Proprietary animation software

Presto is the proprietary software developed and used in-house by Pixar Animation Studios in the animation of its features and short films. Presto is not available for sale and is only used by Pixar. As a result, little is known outside Pixar about the detailed workings of this software. Pixar's older proprietary animation software menv (pronounced as "men-vee") — known more commonly by the press as Marionette — was superseded by Presto at some point prior to the 2012 release of Brave, the first feature film animated in Presto. Its sister studio Walt Disney Animation Studios would also adopt the software at some point before the 2025 release of Zootopia 2. Pixar claims that Presto is designed to be intuitive and familiar to animators who have traditional cel animation experience. The logo for Presto was designed by Parakeet, a design studio based in Portland, Oregon. Presto was named after the 2008 animated short of the same name, which itself is about the titular magician character.

Pixar chooses to use a proprietary system instead of the commercial products available and used by other companies because it can edit the software code to meet its own specific needs. One example of this editing is shown in extra features of The Incredibles DVD; it is explained that previous versions of Marionette were not able to stretch models in the ways needed to correctly animate Elastigirl, so the in-house Marionette development team created a new version that included this feature.

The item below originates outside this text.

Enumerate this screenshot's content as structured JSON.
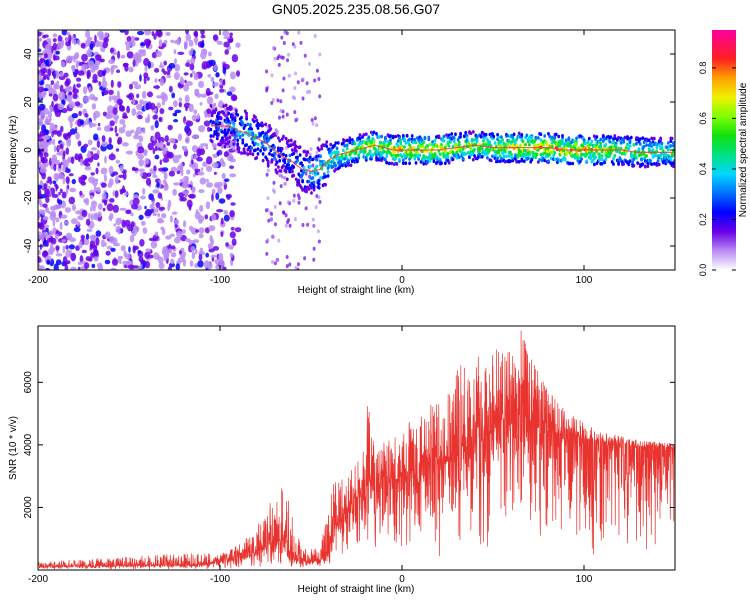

In 2018, Patrick Stewart presented Academy Technical Achievement Awards to Rob Jensen for the foundational design and continued development, to Thomas Hahn for the animation toolset, and to George ElKoura, Adam Woodbury and Dirk Van Gelder for the high-performance execution engine of the Presto Animation System.
The Academy of Motion Picture Arts and Sciences award announcement stated "Presto allows artists to work interactively in scene context with full-resolution geometric models and sophisticated rig controls, and has significantly increased the productivity of character animators at Pixar."